The archbishop had invited the Chretiens to attend the Mass while taking part in the National Day of Mourning on Parliament Hill earlier in the day. Up to 100,000 people attended that event, which was criticized for having no mention of God.
"Of all the Western countries, we were the only one who did it in a strictly secular way," said Msgr. Peter Schonenbach, general secretary of the Canadian Conference of Catholic Bishops. "That wasn't right."
"God has a place at these things," Msgr. Schonenbach said in a homily at Holy Redeemer Church Sept. 16.
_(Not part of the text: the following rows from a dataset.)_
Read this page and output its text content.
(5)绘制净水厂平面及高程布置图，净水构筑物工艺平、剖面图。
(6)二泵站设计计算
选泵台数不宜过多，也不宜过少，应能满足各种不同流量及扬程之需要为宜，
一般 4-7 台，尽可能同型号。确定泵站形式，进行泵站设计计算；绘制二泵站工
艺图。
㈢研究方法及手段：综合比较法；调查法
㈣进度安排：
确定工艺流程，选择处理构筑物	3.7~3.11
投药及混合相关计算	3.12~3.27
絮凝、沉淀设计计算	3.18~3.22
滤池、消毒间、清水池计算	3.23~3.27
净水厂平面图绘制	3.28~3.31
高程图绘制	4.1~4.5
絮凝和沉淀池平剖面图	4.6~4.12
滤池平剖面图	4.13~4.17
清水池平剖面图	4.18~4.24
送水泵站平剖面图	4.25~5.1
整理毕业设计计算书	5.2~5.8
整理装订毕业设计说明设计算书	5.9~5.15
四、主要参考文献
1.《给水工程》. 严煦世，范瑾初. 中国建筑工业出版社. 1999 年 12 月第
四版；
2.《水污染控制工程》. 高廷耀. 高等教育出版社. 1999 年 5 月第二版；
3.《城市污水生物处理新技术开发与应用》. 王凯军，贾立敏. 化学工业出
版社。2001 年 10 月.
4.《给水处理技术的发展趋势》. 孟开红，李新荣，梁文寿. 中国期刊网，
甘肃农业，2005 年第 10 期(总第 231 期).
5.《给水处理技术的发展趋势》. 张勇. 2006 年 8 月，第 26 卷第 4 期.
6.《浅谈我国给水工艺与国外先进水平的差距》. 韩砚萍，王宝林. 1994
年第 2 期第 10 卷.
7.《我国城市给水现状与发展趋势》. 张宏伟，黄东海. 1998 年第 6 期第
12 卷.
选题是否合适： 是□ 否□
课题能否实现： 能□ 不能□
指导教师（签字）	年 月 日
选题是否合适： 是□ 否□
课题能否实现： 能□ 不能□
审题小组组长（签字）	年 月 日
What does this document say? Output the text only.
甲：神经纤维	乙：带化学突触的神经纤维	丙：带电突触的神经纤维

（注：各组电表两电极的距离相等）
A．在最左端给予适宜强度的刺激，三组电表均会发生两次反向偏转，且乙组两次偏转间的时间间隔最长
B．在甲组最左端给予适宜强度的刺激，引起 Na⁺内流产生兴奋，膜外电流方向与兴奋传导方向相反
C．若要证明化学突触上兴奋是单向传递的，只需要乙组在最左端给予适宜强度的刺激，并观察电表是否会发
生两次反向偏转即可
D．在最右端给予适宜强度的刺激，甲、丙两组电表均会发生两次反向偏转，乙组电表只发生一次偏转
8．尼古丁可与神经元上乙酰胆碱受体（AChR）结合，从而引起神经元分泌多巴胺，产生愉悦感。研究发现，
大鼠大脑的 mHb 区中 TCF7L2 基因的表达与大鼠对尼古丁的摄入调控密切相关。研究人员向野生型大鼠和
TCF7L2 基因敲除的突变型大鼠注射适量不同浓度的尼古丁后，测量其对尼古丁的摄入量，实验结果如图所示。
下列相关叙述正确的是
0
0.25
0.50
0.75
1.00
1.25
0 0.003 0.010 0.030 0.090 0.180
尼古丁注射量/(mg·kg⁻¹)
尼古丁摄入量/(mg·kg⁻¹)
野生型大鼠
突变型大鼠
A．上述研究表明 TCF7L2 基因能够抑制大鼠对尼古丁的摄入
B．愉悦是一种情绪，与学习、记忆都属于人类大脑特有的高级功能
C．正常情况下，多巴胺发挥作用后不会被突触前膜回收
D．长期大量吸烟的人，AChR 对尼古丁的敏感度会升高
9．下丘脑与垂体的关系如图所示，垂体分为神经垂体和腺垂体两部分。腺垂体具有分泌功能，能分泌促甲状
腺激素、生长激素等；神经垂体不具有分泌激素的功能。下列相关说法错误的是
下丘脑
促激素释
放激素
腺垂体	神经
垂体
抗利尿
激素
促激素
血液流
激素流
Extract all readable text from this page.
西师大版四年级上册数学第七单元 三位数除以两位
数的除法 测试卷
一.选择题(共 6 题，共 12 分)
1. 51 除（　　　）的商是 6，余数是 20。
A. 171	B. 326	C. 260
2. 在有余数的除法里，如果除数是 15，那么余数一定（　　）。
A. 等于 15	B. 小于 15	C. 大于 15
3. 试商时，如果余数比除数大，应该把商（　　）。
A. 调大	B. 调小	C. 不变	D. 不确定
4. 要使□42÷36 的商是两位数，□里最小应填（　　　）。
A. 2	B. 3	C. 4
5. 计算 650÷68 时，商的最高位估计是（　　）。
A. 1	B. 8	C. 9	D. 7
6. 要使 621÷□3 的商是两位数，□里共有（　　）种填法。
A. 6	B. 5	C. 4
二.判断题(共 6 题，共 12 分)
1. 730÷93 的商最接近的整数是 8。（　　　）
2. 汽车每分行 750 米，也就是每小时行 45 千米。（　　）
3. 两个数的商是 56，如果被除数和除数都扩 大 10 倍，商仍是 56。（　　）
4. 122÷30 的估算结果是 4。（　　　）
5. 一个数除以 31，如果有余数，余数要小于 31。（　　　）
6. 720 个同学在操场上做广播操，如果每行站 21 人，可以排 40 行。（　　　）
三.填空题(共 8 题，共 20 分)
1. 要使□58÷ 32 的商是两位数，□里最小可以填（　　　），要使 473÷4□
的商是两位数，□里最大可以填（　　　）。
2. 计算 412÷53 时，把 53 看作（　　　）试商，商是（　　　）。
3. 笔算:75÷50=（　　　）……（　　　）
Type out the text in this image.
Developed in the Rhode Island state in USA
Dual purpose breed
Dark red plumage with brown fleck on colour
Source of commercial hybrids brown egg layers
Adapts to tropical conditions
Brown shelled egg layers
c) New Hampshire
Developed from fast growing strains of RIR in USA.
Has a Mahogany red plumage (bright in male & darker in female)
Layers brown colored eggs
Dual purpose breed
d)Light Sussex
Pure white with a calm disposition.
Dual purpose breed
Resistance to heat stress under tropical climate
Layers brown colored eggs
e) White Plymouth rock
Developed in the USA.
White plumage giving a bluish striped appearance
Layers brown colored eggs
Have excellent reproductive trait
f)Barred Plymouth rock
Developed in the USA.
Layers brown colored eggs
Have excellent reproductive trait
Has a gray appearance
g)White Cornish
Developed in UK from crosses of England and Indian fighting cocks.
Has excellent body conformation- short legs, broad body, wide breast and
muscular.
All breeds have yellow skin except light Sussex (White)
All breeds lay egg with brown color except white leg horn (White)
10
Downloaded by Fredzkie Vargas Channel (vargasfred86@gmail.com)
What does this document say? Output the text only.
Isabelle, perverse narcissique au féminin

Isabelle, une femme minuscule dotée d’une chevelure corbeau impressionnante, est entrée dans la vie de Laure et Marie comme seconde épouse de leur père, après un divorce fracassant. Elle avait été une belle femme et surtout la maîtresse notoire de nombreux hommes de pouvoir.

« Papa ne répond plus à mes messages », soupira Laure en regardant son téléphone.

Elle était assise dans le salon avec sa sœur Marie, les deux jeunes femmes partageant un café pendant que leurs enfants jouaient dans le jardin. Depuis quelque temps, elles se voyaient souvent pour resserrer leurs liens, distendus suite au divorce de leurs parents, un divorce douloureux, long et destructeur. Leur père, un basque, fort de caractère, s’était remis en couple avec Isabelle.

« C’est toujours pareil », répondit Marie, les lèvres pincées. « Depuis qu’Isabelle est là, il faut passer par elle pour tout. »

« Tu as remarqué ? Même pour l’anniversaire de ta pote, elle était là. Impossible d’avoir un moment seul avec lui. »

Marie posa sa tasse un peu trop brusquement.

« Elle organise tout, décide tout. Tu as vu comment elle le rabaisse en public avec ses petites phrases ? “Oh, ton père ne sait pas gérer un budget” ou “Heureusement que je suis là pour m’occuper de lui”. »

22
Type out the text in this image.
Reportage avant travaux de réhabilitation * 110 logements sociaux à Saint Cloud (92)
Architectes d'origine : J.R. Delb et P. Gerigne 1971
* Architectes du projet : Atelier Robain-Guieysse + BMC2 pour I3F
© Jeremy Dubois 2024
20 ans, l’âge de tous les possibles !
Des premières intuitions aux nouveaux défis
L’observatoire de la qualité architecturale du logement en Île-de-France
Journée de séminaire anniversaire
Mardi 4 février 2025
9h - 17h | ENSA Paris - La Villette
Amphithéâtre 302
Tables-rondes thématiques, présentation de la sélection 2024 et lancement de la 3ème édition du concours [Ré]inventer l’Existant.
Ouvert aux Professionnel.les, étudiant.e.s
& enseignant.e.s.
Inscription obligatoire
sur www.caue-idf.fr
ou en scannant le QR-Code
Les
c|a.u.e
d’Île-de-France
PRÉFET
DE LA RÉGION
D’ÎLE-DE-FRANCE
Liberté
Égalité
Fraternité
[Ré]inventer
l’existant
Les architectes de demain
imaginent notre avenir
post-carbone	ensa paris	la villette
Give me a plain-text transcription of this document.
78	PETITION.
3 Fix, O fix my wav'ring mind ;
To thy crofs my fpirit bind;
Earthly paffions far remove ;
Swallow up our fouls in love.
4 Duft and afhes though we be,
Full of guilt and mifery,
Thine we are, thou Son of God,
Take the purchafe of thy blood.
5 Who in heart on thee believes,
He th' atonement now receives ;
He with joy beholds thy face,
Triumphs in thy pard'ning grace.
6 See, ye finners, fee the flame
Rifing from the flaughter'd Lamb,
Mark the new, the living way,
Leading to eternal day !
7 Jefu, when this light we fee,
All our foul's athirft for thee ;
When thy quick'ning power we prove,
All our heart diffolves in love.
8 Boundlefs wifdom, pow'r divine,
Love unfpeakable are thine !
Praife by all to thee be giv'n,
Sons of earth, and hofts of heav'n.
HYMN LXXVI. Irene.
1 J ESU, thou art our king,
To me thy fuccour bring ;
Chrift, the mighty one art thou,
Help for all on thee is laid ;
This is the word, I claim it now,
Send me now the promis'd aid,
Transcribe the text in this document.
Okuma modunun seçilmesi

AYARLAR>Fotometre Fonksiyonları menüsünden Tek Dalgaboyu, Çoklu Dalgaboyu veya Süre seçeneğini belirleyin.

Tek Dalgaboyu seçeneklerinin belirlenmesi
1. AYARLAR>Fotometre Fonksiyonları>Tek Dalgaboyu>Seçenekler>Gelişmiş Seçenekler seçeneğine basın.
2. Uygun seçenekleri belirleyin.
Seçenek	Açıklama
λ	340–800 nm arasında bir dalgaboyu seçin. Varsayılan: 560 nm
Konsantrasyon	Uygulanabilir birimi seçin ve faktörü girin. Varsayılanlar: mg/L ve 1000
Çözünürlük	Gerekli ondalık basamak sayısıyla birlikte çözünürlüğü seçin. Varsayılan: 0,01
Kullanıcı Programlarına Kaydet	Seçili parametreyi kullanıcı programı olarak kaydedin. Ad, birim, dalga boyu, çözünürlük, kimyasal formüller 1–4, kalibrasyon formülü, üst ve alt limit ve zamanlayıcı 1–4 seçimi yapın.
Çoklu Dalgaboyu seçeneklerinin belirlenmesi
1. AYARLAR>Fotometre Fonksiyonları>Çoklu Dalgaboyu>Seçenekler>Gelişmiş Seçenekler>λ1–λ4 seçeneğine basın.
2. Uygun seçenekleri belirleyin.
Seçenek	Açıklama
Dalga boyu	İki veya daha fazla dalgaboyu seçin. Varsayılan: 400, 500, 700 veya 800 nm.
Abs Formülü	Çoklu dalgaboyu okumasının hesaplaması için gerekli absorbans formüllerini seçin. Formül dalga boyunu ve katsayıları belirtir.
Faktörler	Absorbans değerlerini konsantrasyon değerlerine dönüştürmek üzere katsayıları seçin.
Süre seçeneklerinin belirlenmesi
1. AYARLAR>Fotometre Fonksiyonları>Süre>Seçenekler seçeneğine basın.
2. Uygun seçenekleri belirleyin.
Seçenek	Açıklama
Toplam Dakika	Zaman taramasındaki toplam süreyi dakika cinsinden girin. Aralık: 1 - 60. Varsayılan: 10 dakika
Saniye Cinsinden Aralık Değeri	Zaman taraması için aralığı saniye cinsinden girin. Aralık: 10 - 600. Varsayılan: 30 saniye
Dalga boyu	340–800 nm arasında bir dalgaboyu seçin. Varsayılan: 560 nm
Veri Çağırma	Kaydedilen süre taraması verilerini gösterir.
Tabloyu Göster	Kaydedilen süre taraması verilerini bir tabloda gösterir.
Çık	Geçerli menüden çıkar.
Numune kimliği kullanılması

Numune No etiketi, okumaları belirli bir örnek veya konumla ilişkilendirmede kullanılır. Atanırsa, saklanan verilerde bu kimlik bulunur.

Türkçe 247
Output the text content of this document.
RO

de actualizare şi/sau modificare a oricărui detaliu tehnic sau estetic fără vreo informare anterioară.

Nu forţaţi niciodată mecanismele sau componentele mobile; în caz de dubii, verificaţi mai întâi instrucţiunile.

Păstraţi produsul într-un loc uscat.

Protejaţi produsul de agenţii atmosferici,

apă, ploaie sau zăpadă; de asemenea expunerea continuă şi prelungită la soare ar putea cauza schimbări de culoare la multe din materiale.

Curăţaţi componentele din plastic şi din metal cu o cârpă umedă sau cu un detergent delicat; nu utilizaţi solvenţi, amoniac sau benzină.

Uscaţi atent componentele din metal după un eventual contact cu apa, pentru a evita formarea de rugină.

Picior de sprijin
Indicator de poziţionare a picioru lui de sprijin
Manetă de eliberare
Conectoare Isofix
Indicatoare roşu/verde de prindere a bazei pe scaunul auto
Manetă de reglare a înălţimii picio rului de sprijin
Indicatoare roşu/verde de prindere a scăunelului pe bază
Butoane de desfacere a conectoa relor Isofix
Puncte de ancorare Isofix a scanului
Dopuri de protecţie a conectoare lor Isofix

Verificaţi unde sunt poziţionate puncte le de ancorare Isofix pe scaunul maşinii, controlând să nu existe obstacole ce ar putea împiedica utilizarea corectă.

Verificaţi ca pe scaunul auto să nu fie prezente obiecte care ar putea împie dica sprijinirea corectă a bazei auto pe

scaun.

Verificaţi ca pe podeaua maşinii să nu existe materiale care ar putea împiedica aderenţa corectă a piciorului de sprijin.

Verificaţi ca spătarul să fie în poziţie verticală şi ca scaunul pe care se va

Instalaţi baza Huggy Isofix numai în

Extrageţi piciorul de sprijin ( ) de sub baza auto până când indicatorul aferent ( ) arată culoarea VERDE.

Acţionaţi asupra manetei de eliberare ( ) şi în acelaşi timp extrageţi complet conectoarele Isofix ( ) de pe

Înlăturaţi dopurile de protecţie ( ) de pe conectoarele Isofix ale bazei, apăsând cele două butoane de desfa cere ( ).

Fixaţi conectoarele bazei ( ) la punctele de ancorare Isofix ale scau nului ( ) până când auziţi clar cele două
During the Sept. 14 service, no prayers were recited, no mention of God was made, and while the leaders of the major denominational and faith groups — including Archbishop Gervais — sat in front-row seats during the half-hour ceremony, none was asked to lead a prayer or give a short reflection.
The absence of active religious participation at the event contrasted sharply with similar national memorial services in the United States, Great Britain and elsewhere.
Msgr. Robert Martineau, rector of St. Patrick's Catholic Cathedral in Ottawa, said that by being politically correct, the government was neglecting the needs of the people.
"They're so afraid of turning people off people who aren't Christian that they just eliminate it altogether," he told a reporter for the Ottawa Citizen.